Mais pour faire un tel choix, nous devons aller contre plusieurs idées répandues, qui peuvent nous entraîner dans la confusion. 

La première, c’est qu’être libre, c’est maitriser les choses : être maitre de la situation, de ses choix… On pense aussi que la liberté c’est d’abord le choix - les consommateurs que nous sommes baignent là dedans depuis leur naissance : plus de choix, le droit de se rétracter… certains rêvent d’une vie où comme sur Amazon ils puissent choisir sans limites ce qu’il veulent vivre, posséder, être !

Alors, envisager d’accepter quelque chose qu’on n’a pas choisi… ! Et en plus y voir de la liberté ! Ça fait beaucoup. 

Autre idée discutable : penser qu’avoir la foi, c’est savoir encaisser quand ça va mal (la fameuse « résilience ») Dieu ne nous appelle pas à un stoïcisme qui nous referme sur notre souffrance (« j’ai mal mais c’est pour le Seigneur » !), mais une relation ouverte avec nous, que nous puissions lui dire tout ce qui nous pèse, crier à lui quand ça fait mal- et lui demander la délivrance. 
De fait, quand le Serviteur dit « j'ai rendu mon visage semblable à du granit, sachant que je n'aurais pas honte », ce n’est pas pour dire : « j’ai serré les dents comme un homme, parce qu’un homme doit souffrir en silence » !  C’est pour marquer sa détermination face à la souffrance, une détermination ancrée dans une relation de confiance avec Dieu : «  le Seigneur DIEU m'a secouru… c’est pourquoi j'ai rendu mon visage semblable à du granit ». 
En d’autres termes, accepter quelque chose par la foi, ce n’est pas se résigner, surtout pas. Et c’est plus que « prendre sur soi » : c’est vivre notre situation en restant accroché à Dieu, sans cesser d’espérer qu’il va venir à notre secours, parce qu’il s’y est engagé, et qu’il ne délaisse pas ses enfants. 

Dieu seul est notre secours ; même la foi nécessaire pour espérer « contre toute espérance », c’est lui qui nous la donne ! Encore faut-il que nous le laissions faire.

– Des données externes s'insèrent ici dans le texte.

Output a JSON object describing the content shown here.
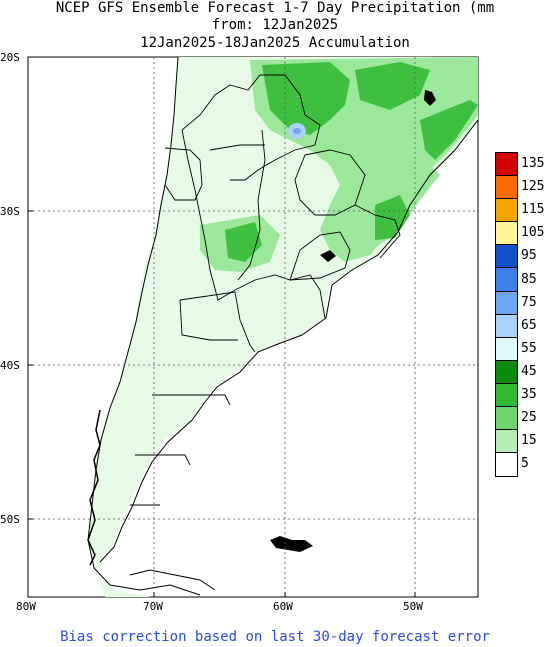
{
  "title": {
    "line1": "NCEP GFS Ensemble Forecast 1-7 Day Precipitation (mm",
    "line2": "from: 12Jan2025",
    "line3": "12Jan2025-18Jan2025 Accumulation"
  },
  "axes": {
    "lat_labels": [
      "20S",
      "30S",
      "40S",
      "50S"
    ],
    "lon_labels": [
      "80W",
      "70W",
      "60W",
      "50W"
    ]
  },
  "legend": {
    "values": [
      "135",
      "125",
      "115",
      "105",
      "95",
      "85",
      "75",
      "65",
      "55",
      "45",
      "35",
      "25",
      "15",
      "5"
    ],
    "colors": [
      "#d40000",
      "#ff6a00",
      "#f5a500",
      "#fff59a",
      "#1450c8",
      "#3c82e6",
      "#6ea6f0",
      "#aad2fa",
      "#e0f8f8",
      "#0a8c0a",
      "#35b935",
      "#6fd36f",
      "#b4ecb4",
      "#ffffff"
    ]
  },
  "footer": "Bias correction based on last 30-day forecast error",
  "colors": {
    "land_light": "#e6fae6",
    "green_mid": "#9be89b",
    "green_strong": "#3fbf3f",
    "ocean": "#ffffff"
  }
}
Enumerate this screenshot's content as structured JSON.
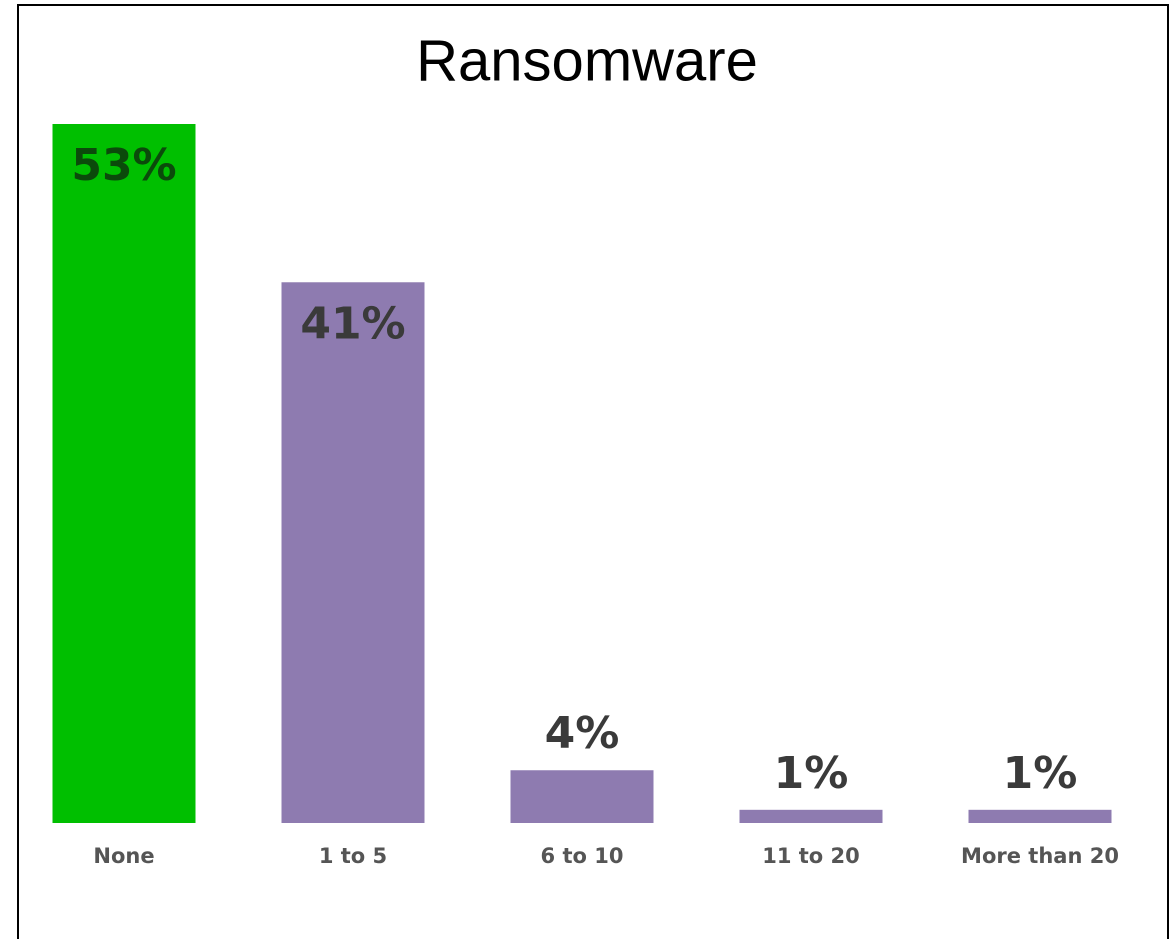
{
  "chart_data": {
    "type": "bar",
    "title": "Ransomware",
    "categories": [
      "None",
      "1 to 5",
      "6 to 10",
      "11 to 20",
      "More than 20"
    ],
    "values": [
      53,
      41,
      4,
      1,
      1
    ],
    "value_labels": [
      "53%",
      "41%",
      "4%",
      "1%",
      "1%"
    ],
    "colors": [
      "#00bf00",
      "#8e7bb0",
      "#8e7bb0",
      "#8e7bb0",
      "#8e7bb0"
    ]
  }
}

Que nous lui disions « oui », sans nous « rebeller » ou nous « dérober ». 

Ainsi, à la suite de Jésus, nous découvrirons que la vraie liberté intérieure c’est de pouvoir dire oui à ce qu’on n’a pas choisi. 
Dire le  « oui » de la foi ; même si je ne comprends pas comment Dieu agit, je peux choisir de lui faire confiance : il sera ma lumière : « Quiconque marche dans les ténèbres et manque de clarté, qu'il mette sa confiance dans le nom du SEIGNEUR et qu'il s'appuie sur son Dieu ! ».

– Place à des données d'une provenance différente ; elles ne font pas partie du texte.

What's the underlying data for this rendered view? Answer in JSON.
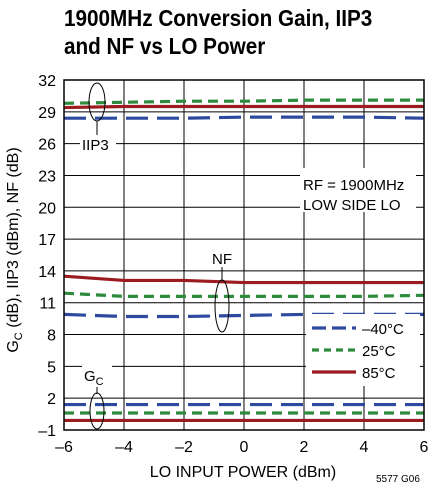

La jeune Marie a dit ce « oui » sans condition à Dieu, acceptant de se retrouver enceinte hors mariage sans avoir « planifié » cette grossesse.


Dire oui à Dieu, c’est accepter. Consentir à ce que je vis, ce que je suis. 
Jacques Philippe, dont le livre La liberté intérieure a largement inspiré cette méditation, écrit ceci : 
« Bien souvent, ce qui bloque l’action de la grâce, ce sont moins nos péchés ou nos erreurs que ces manques de consentement à notre faiblesse, tous ces refus plus ou moins conscients de ce que nous sommes ou de notre situation concrète. Pour « libérer » la grâce dans notre vie, et pour permettre des changements profonds et spectaculaires, il suffirait parfois de dire simplement « oui » (un oui inspiré par la confiance en Dieu) à des aspects de notre existence face auxquels nous maintenons une position de refus intérieur. Je n’admet pas d’avoir… telle fragilité, d’avoir été marqué par tel ou tel événement, d’être tombé dans tel péché… Sans m’en rendre compte, je stérilise l’action du Saint Esprit… Si je ne m’accueille pas tel que je suis, je ne permets pas à l’Esprit Saint de m’améliorer ! ». 

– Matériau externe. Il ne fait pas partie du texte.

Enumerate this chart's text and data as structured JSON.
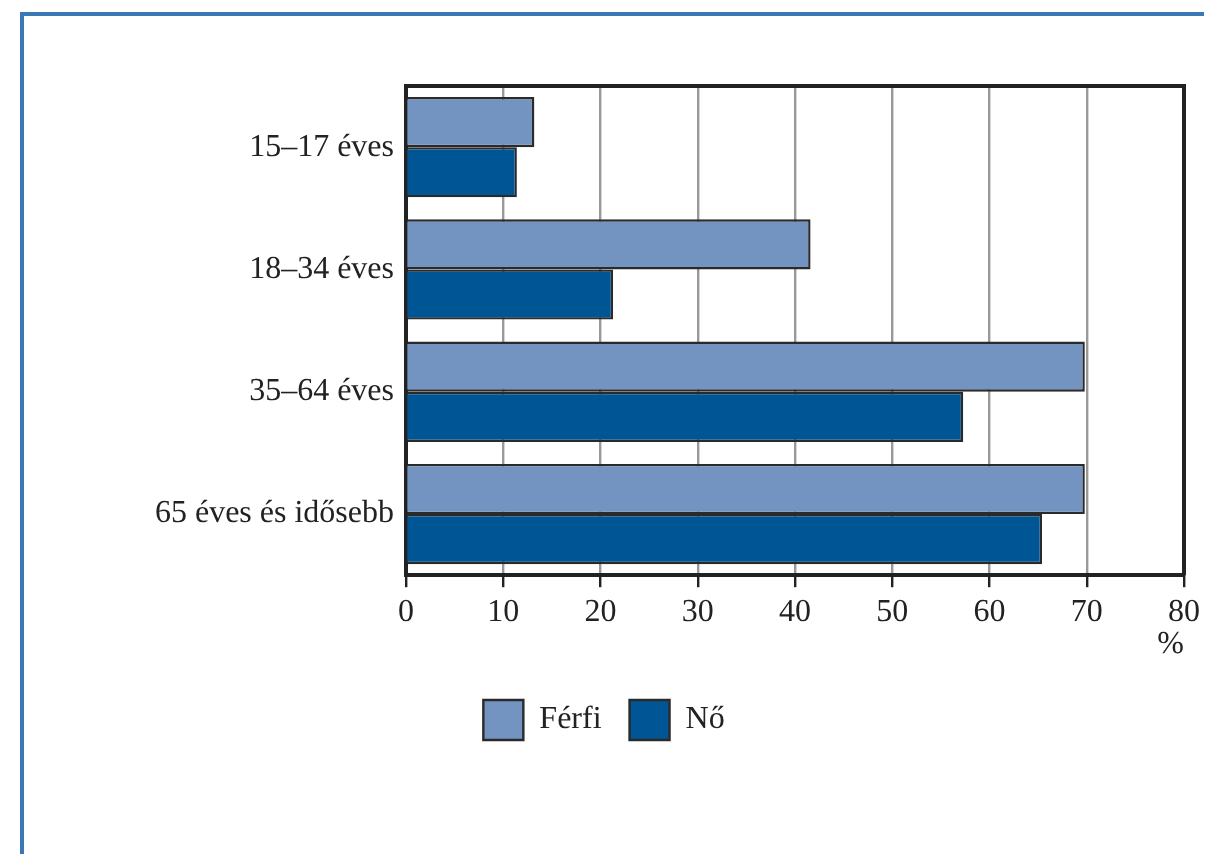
{
  "chart_data": {
    "type": "bar",
    "orientation": "horizontal",
    "categories": [
      "15–17 éves",
      "18–34 éves",
      "35–64 éves",
      "65 éves és idősebb"
    ],
    "series": [
      {
        "name": "Férfi",
        "color": "#7393c1",
        "values": [
          13.2,
          41.6,
          69.8,
          69.8
        ]
      },
      {
        "name": "Nő",
        "color": "#005595",
        "values": [
          11.4,
          21.3,
          57.3,
          65.4
        ]
      }
    ],
    "xlabel": "%",
    "xlim": [
      0,
      80
    ],
    "xticks": [
      0,
      10,
      20,
      30,
      40,
      50,
      60,
      70,
      80
    ],
    "grid": "x",
    "legend": "bottom"
  }
}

Y a t’il des choses que j’ai du mal à accepter - dans ce que je suis, dans ce que je vis ? 
Qu’est-ce qui me retient de dire « oui » à cela ? 



Parvenir à accepter les choses comme elles sont, c’est un travail difficile, il faut le dire. Ça peut prendre toute une vie. Mais Jésus, cet ami qui sait « soutenir par une parole celui qui est épuisé », secourir, éclairer, encourager… peut nous rendre capables de le faire. 
Avec lui, consentir n’est pas renoncer à changer, au contraire : redisons-le, consentir est un choix d’espérance ! Mais pour changer les choses de manière féconde, il nous faut commencer par les accepter. 
On le sait, le déni est une protection fréquente face à quelque chose qui faut mal, mais il ne permet pas d’avancer, au contraire. Quoi de plus attristant qu’une personne qu’on voit souffrir, galérer, et qui pourtant nie les choses et refuse catégoriquement toute forme d’aide ? « Non je n’ai pas besoin d’un coup de main … pas besoin qu’on prie pour moi ; pas besoin de l’aide d’un psychologue ». 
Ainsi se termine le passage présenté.